Bastian started laughing at the look of shock on my face. “Is that any way to greet me?” he chastised.
I released a third arrow. This one disappeared into inky darkness in front of Bastian – the girl’s doing. A tremor of fear went through me. I didn’t understand what kept Bastian from dying. Minor shade or not, he should have died with my arrow.
Too late, I remembered Chris’ warning to use fire. I had a lighter, but I wasn’t sure how I would get close enough to use it on him. Getting within arm’s length felt decidedly stupid, and I had no way to hide what I was doing while his focus was so singularly on me. My mind blanked on strategies, weighted with the knowledge that Bastian was stronger.
Bastian’s dark eyes were full of happy malevolence. His smile told me that I wouldn’t be lucky enough to escape this time. No one could help me, and his need for death would be sated. He snapped his fingers once and the girl stood. I knew she was about to try to kill me. I released my next arrow at her chest. Before it hit her, the air around her shifted with inky black. Bastian, the girl, and the guardian disappeared. The black swirled in place nearly lazily, then it charged me.
It hit hard and propelled me upward. My body thrashed in time to the force of the spiraling dark. There was no control, only the hope that the wind wouldn’t be my death, that there was still time to fight. The darkness cleared as suddenly as it started, and I was in the eye of the storm.
I landed on my back on a dark, stone floor. The girl stood in front of me, the guardian’s leash still in her hand. The ceiling and walls swirled with the force of the darkness. It was disorienting and vaguely nauseating.
The girl extended her hands hungrily.
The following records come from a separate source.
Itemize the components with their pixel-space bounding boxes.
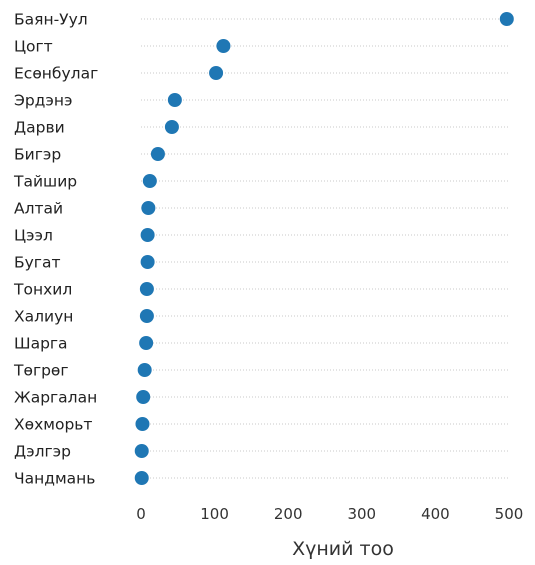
data-point (134, 444, 149, 458)
data-point (142, 174, 157, 188)
x-tick-label: 100 (200, 505, 229, 523)
category-label: Төгрөг (13, 362, 69, 380)
data-point (139, 336, 154, 350)
data-point (209, 66, 224, 80)
category-label: Шарга (14, 335, 68, 353)
data-point (141, 201, 156, 215)
x-tick-label: 200 (274, 505, 303, 523)
data-point (140, 228, 155, 242)
data-point (167, 93, 182, 107)
x-axis-ticks: 0 100 200 300 400 500 (136, 505, 523, 523)
category-label: Эрдэнэ (14, 92, 73, 110)
category-label: Халиун (14, 308, 73, 326)
category-label: Алтай (14, 200, 63, 218)
data-points (134, 12, 514, 485)
category-label: Бигэр (14, 146, 61, 164)
x-tick-label: 500 (495, 505, 524, 523)
gridlines (141, 18, 509, 479)
x-tick-label: 0 (136, 505, 146, 523)
data-point (135, 417, 150, 431)
category-label: Бугат (14, 254, 60, 272)
category-label: Дэлгэр (14, 443, 71, 461)
x-tick-label: 300 (347, 505, 376, 523)
category-label: Жаргалан (14, 389, 97, 407)
category-label: Есөнбулаг (14, 65, 98, 83)
category-label: Хөхморьт (14, 416, 92, 434)
data-point (137, 363, 152, 377)
category-label: Дарви (14, 119, 65, 137)
data-point (499, 12, 514, 26)
data-point (140, 255, 155, 269)
data-point (136, 390, 151, 404)
category-label: Цогт (14, 38, 53, 56)
category-label: Баян-Уул (14, 11, 88, 29)
category-label: Чандмань (14, 470, 95, 488)
category-labels: Баян-Уул Цогт Есөнбулаг Эрдэнэ Дарви Бигэр Тай… (13, 11, 98, 488)
data-point (164, 120, 179, 134)
data-point (139, 282, 154, 296)
data-point (216, 39, 231, 53)
category-label: Тайшир (13, 173, 77, 191)
category-label: Тонхил (13, 281, 72, 299)
data-point (150, 147, 165, 161)
x-axis-title: Хүний тоо (292, 538, 394, 560)
category-label: Цээл (14, 227, 53, 245)
data-point (134, 471, 149, 485)
data-point (139, 309, 154, 323)
x-tick-label: 400 (421, 505, 450, 523)
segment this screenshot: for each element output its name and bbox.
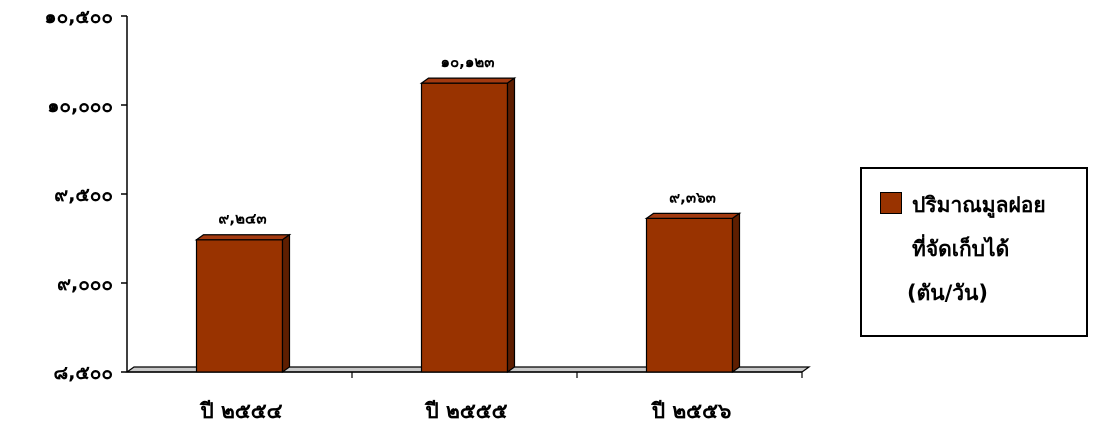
x-category-label: ปี ๒๕๕๔ [199, 399, 283, 423]
x-category-label: ปี ๒๕๕๕ [424, 399, 508, 423]
y-tick-label: ๑๐,๐๐๐ [47, 95, 113, 117]
legend-line-3: (ตัน/วัน) [907, 281, 989, 305]
bar-top-face [419, 77, 517, 84]
y-tick-label: ๙,๕๐๐ [54, 184, 113, 206]
legend-swatch [880, 192, 902, 214]
data-label: ๙,๓๖๓ [669, 188, 716, 206]
bar [645, 217, 734, 373]
legend: ปริมาณมูลฝอย ที่จัดเก็บได้ (ตัน/วัน) [860, 167, 1088, 337]
bar-side-face [506, 76, 516, 374]
legend-line-2: ที่จัดเก็บได้ [912, 237, 1010, 261]
bars [194, 76, 742, 374]
x-category-label: ปี ๒๕๕๖ [650, 399, 731, 423]
data-label: ๙,๒๔๓ [218, 210, 266, 228]
bar-top-face [644, 212, 742, 219]
bar [195, 239, 284, 373]
axes: ๘,๕๐๐ ๙,๐๐๐ ๙,๕๐๐ ๑๐,๐๐๐ ๑๐,๕๐๐ [45, 6, 811, 384]
bar [420, 82, 509, 373]
data-label: ๑๐,๑๒๓ [440, 53, 494, 71]
y-tick-label: ๙,๐๐๐ [57, 273, 113, 295]
legend-line-1: ปริมาณมูลฝอย [912, 193, 1046, 217]
bar-side-face [281, 233, 291, 374]
bar-top-face [194, 234, 292, 241]
y-tick-label: ๑๐,๕๐๐ [45, 6, 113, 28]
y-tick-label: ๘,๕๐๐ [54, 362, 113, 384]
bar-side-face [731, 212, 741, 374]
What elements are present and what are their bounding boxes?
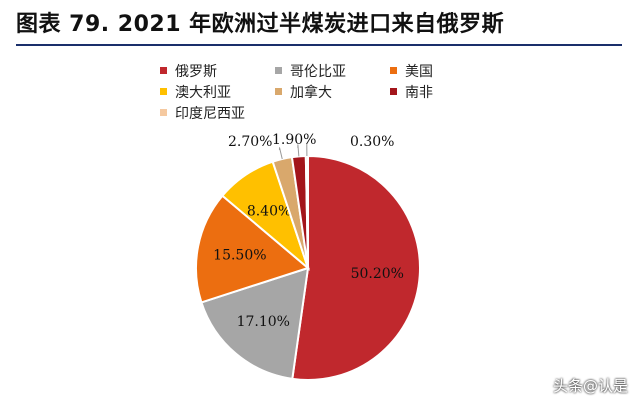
- pie-slice-indonesia: [304, 154, 309, 269]
- title-divider: [16, 44, 622, 46]
- legend-row: 印度尼西亚: [160, 102, 540, 123]
- watermark: 头条@认是: [552, 377, 628, 395]
- legend-label: 南非: [405, 84, 433, 101]
- leader-line-south-africa: [297, 144, 300, 157]
- slice-label-south-africa: 1.90%: [272, 132, 316, 148]
- legend-item-indonesia: 印度尼西亚: [160, 103, 275, 123]
- legend-item-australia: 澳大利亚: [160, 82, 275, 102]
- legend-swatch: [390, 67, 397, 74]
- legend-label: 美国: [405, 63, 433, 80]
- pie-slice-usa: [195, 194, 311, 304]
- chart-title: 图表 79. 2021 年欧洲过半煤炭进口来自俄罗斯: [16, 12, 505, 37]
- legend: 俄罗斯 哥伦比亚 美国 澳大利亚 加拿大 南非 印度尼西亚: [160, 60, 540, 123]
- pie-slice-russia: [291, 154, 421, 381]
- legend-swatch: [275, 88, 282, 95]
- legend-label: 澳大利亚: [175, 84, 231, 101]
- pie-slice-colombia: [200, 266, 310, 381]
- legend-row: 俄罗斯 哥伦比亚 美国: [160, 60, 540, 81]
- legend-label: 印度尼西亚: [175, 105, 245, 122]
- legend-swatch: [390, 88, 397, 95]
- legend-label: 哥伦比亚: [290, 63, 346, 80]
- slice-label-russia: 50.20%: [351, 266, 404, 282]
- slice-label-colombia: 17.10%: [237, 314, 290, 330]
- slice-label-usa: 15.50%: [213, 248, 266, 264]
- legend-row: 澳大利亚 加拿大 南非: [160, 81, 540, 102]
- legend-label: 加拿大: [290, 84, 332, 101]
- slice-label-indonesia: 0.30%: [350, 134, 394, 150]
- legend-item-canada: 加拿大: [275, 82, 390, 102]
- slice-label-australia: 8.40%: [247, 203, 291, 219]
- legend-item-south-africa: 南非: [390, 82, 505, 102]
- legend-swatch: [160, 109, 167, 116]
- legend-label: 俄罗斯: [175, 63, 217, 80]
- legend-swatch: [160, 88, 167, 95]
- legend-swatch: [275, 67, 282, 74]
- slice-label-canada: 2.70%: [228, 134, 272, 150]
- legend-item-usa: 美国: [390, 61, 505, 81]
- legend-item-russia: 俄罗斯: [160, 61, 275, 81]
- legend-swatch: [160, 67, 167, 74]
- leader-line-canada: [278, 147, 283, 160]
- legend-item-colombia: 哥伦比亚: [275, 61, 390, 81]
I caught them and fought to push her away, setting my stance and not moving an inch. She was surprisingly strong, as strong as a full-grown man. She growled at me as we struggled, a sound that reminded me of a crawler. The guardian remained motionless behind her, her eyes closed. She was no more aware of this fight than she was her current state of possession. The girl’s hands inched closer to my face; her fingernails desperately trying to claw out my eyes.
I was losing the fight.
Suddenly, she reared back. She made a panicked sound and the darkness around us fell to the earth like water. The swamp was back, and it was burning. Bastian was missing, but distant shouts filled the air.
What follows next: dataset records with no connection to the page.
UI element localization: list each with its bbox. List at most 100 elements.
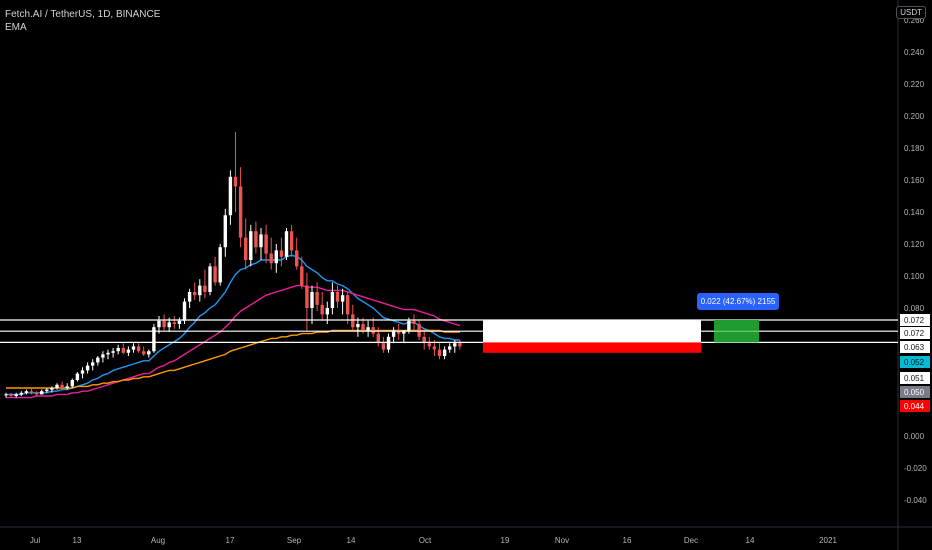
price-label-box	[900, 341, 930, 353]
y-tick-label: 0.100	[904, 272, 925, 281]
candle-body	[417, 324, 421, 337]
candle-body	[356, 324, 360, 328]
ema-line	[6, 329, 460, 389]
x-tick-label: Jul	[30, 536, 40, 545]
candle-body	[391, 330, 396, 337]
x-tick-label: Aug	[151, 536, 165, 545]
candle-body	[386, 336, 391, 350]
candle-body	[172, 322, 176, 324]
price-label-text: 0.044	[904, 402, 925, 411]
candle-body	[274, 250, 278, 264]
candle-body	[269, 253, 273, 264]
candle-body	[279, 250, 284, 257]
candle-body	[45, 389, 49, 392]
candle-body	[162, 320, 166, 328]
candle-body	[407, 320, 411, 331]
x-tick-label: 14	[347, 536, 356, 545]
candle-body	[85, 365, 90, 371]
candle-body	[9, 394, 13, 396]
candle-body	[442, 349, 447, 356]
candle-body	[136, 346, 141, 352]
price-label-text: 0.072	[904, 316, 925, 325]
price-label-box	[900, 327, 930, 339]
candle-body	[320, 304, 324, 315]
candle-body	[193, 292, 197, 296]
candle-body	[142, 351, 146, 355]
x-tick-label: Dec	[684, 536, 698, 545]
candle-body	[167, 322, 171, 328]
y-tick-label: -0.040	[904, 496, 927, 505]
candle-body	[14, 394, 18, 396]
candle-body	[254, 231, 258, 248]
candle-body	[55, 384, 59, 388]
candle-body	[19, 392, 23, 395]
candle-body	[289, 231, 294, 251]
y-tick-label: 0.140	[904, 208, 925, 217]
y-tick-label: 0.120	[904, 240, 925, 249]
candle-body	[101, 354, 105, 358]
y-tick-label: 0.160	[904, 176, 925, 185]
candle-body	[147, 351, 151, 355]
candle-body	[381, 343, 386, 350]
position-stop-zone	[483, 342, 701, 353]
candle-body	[116, 348, 120, 352]
position-profit-zone	[483, 320, 701, 343]
currency-badge[interactable]: USDT	[896, 6, 926, 19]
candle-body	[126, 349, 131, 353]
candle-body	[366, 327, 370, 331]
x-tick-label: Oct	[419, 536, 432, 545]
candle-body	[70, 380, 74, 387]
candle-body	[422, 336, 426, 344]
candle-body	[371, 327, 375, 334]
candle-body	[361, 324, 365, 331]
candle-body	[187, 292, 192, 302]
symbol-title[interactable]: Fetch.AI / TetherUS, 1D, BINANCE	[5, 9, 161, 20]
candle-body	[208, 266, 212, 292]
price-label-text: 0.072	[904, 329, 925, 338]
price-label-text: 0.063	[904, 343, 925, 352]
candle-body	[96, 357, 100, 363]
candle-body	[310, 292, 314, 308]
x-tick-label: 2021	[819, 536, 837, 545]
candle-body	[300, 266, 304, 286]
candle-body	[29, 391, 34, 393]
candle-body	[177, 320, 182, 324]
price-label-box	[900, 356, 930, 368]
price-label-text: 0.052	[904, 358, 925, 367]
candle-body	[259, 234, 263, 248]
candle-body	[65, 386, 69, 388]
candle-body	[295, 250, 299, 267]
candle-body	[249, 231, 253, 260]
price-label-box	[900, 386, 930, 398]
candle-body	[264, 234, 268, 254]
ema-line	[6, 254, 460, 396]
x-tick-label: Nov	[555, 536, 569, 545]
candle-body	[448, 346, 452, 350]
candle-body	[340, 295, 345, 302]
candle-body	[203, 285, 207, 292]
candle-body	[376, 333, 380, 344]
candle-body	[75, 373, 80, 380]
y-tick-label: 0.240	[904, 48, 925, 57]
price-label-box	[900, 314, 930, 326]
y-tick-label: 0.220	[904, 80, 925, 89]
candle-body	[346, 295, 350, 315]
candle-body	[50, 388, 54, 390]
ema-line	[6, 284, 461, 399]
candle-body	[330, 292, 335, 308]
indicator-label[interactable]: EMA	[5, 22, 27, 33]
candle-body	[198, 285, 202, 296]
x-tick-label: Sep	[287, 536, 302, 545]
candle-body	[453, 343, 457, 347]
x-tick-label: 19	[501, 536, 510, 545]
candle-body	[228, 176, 233, 216]
candle-body	[218, 247, 222, 283]
candle-body	[157, 320, 161, 328]
candle-body	[24, 391, 29, 393]
candle-body	[238, 186, 243, 238]
candle-body	[325, 308, 329, 315]
y-tick-label: 0.000	[904, 432, 925, 441]
candle-body	[284, 231, 289, 257]
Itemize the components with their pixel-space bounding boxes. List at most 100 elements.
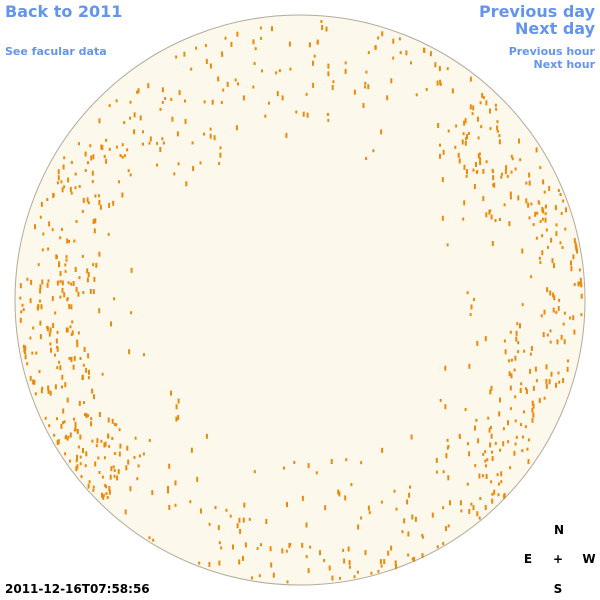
facula	[541, 250, 544, 256]
facula	[484, 336, 487, 342]
facula	[576, 248, 578, 254]
facula	[509, 407, 512, 411]
facula	[49, 342, 52, 346]
facula	[235, 125, 238, 131]
back-link[interactable]: Back to 2011	[5, 2, 123, 21]
facula	[59, 280, 62, 284]
facula	[551, 258, 554, 264]
facula	[309, 545, 312, 549]
facula	[91, 388, 94, 394]
facula	[509, 330, 512, 334]
facula	[535, 379, 538, 383]
facula	[365, 70, 368, 74]
previous-hour-link[interactable]: Previous hour	[508, 45, 595, 58]
facula	[324, 505, 327, 511]
facula	[94, 461, 97, 467]
previous-day-link[interactable]: Previous day	[478, 2, 595, 21]
facula	[328, 565, 331, 571]
facula	[79, 462, 82, 466]
facula	[380, 500, 383, 504]
facular-link[interactable]: See facular data	[5, 45, 107, 58]
facula	[471, 112, 474, 116]
facula	[79, 434, 82, 440]
facula	[472, 105, 475, 111]
compass-west: W	[582, 552, 596, 566]
facula	[525, 181, 528, 185]
facula	[505, 165, 508, 171]
next-hour-link[interactable]: Next hour	[533, 58, 596, 71]
facula	[54, 384, 57, 390]
facula	[390, 78, 393, 84]
facula	[557, 306, 560, 311]
facula	[462, 217, 465, 221]
facula	[22, 344, 25, 348]
facula	[73, 417, 75, 421]
facula	[96, 438, 99, 444]
facula	[312, 60, 314, 66]
facula	[205, 433, 208, 439]
facula	[509, 191, 512, 197]
next-day-link[interactable]: Next day	[515, 19, 595, 38]
facula	[70, 332, 73, 336]
facula	[421, 535, 424, 539]
facula	[446, 243, 449, 247]
facula	[222, 88, 225, 92]
facula	[203, 132, 206, 136]
facula	[61, 385, 63, 389]
facula	[114, 452, 117, 455]
facula	[572, 315, 575, 321]
facula	[485, 160, 488, 164]
facula	[254, 47, 257, 51]
facula	[130, 311, 133, 315]
facula	[492, 183, 495, 187]
facula	[490, 214, 493, 220]
facula	[560, 212, 563, 215]
facula	[503, 493, 506, 499]
facula	[209, 127, 212, 131]
facula	[56, 345, 59, 349]
facula	[108, 202, 111, 208]
facula	[401, 530, 404, 534]
facula	[320, 20, 323, 23]
facula	[219, 146, 222, 150]
facula	[56, 417, 58, 421]
facula	[524, 425, 527, 429]
facula	[85, 413, 88, 418]
facula	[445, 453, 448, 459]
facula	[514, 355, 517, 361]
facula	[490, 433, 493, 439]
facula	[209, 133, 212, 139]
facula	[60, 180, 63, 184]
facula	[288, 41, 291, 47]
facula	[367, 51, 370, 55]
facula	[339, 576, 341, 580]
facula	[580, 313, 583, 317]
facula	[357, 524, 360, 530]
facula	[98, 118, 101, 124]
facula	[547, 245, 549, 249]
facula	[88, 369, 90, 375]
facula	[458, 158, 461, 164]
facula	[113, 423, 116, 426]
facula	[542, 179, 545, 185]
facula	[521, 449, 524, 453]
facula	[386, 95, 389, 101]
facula	[39, 334, 42, 340]
facula	[67, 281, 70, 285]
facula	[470, 304, 473, 310]
facula	[57, 175, 60, 181]
facula	[177, 162, 180, 166]
facula	[496, 120, 499, 124]
facula	[108, 444, 111, 448]
facula	[164, 97, 167, 100]
facula	[531, 407, 534, 413]
facula	[421, 533, 424, 537]
facula	[69, 459, 71, 463]
facula	[91, 439, 94, 443]
facula	[499, 397, 501, 403]
facula	[74, 186, 77, 190]
facula	[528, 216, 531, 220]
facula	[105, 158, 108, 164]
facula	[348, 560, 351, 566]
facula	[464, 408, 467, 411]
The girl started to dissolve, to run to her master to help with the fight. Happy to take advantage of her distraction, I grabbed her around the throat and slammed her onto the ground. I crawled on top of her and squeezed hard. She struggled against my hands. A dark wind tried to blow me off, but my hands tightened on her throat in irrevocable determination. Where ever I went, she would go too.
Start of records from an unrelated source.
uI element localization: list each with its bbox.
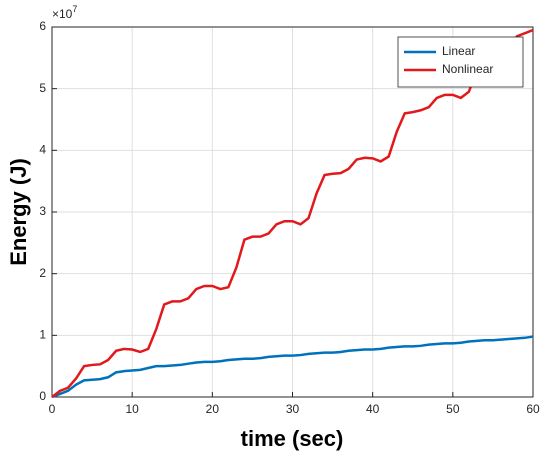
x-tick-label: 40: [366, 402, 380, 416]
x-tick-label: 50: [446, 402, 460, 416]
y-tick-label: 2: [39, 266, 46, 280]
multiplier-exponent: 7: [72, 4, 77, 14]
legend-box: [397, 36, 524, 88]
y-tick-label: 3: [39, 204, 46, 218]
data-line: [51, 28, 534, 398]
multiplier-base: ×10: [52, 7, 73, 21]
x-tick-label: 10: [125, 402, 139, 416]
data-line: [51, 335, 534, 399]
y-tick-label: 0: [39, 389, 46, 403]
x-axis-label: time (sec): [241, 426, 344, 451]
x-tick-label: 0: [49, 402, 56, 416]
y-tick-label: 6: [39, 19, 46, 33]
y-tick-label: 4: [39, 143, 46, 157]
legend-label: Linear: [442, 44, 475, 58]
x-tick-label: 30: [286, 402, 300, 416]
axes-box: [51, 26, 534, 398]
x-tick-label: 20: [206, 402, 220, 416]
y-tick-label: 1: [39, 328, 46, 342]
x-tick-label: 60: [526, 402, 540, 416]
legend-label: Nonlinear: [442, 62, 493, 76]
y-axis-label: Energy (J): [6, 158, 31, 266]
y-tick-label: 5: [39, 81, 46, 95]
y-multiplier: ×107: [52, 4, 77, 21]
Slowly, her hands went limp and the wind stopped blowing around us. Her body collapsed in on itself, turning to bone and ash.
I had won, but I knew the fight wasn’t over. Bastian was still out there in the swamp. He was between us and freedom. With the fire closing in, time was running out. He would flee if I didn’t stop him. It was now or never. And never wasn’t an option. He had to die, and I would kill him or die trying. This needed to end, and I was determined my hand would be the one that did it.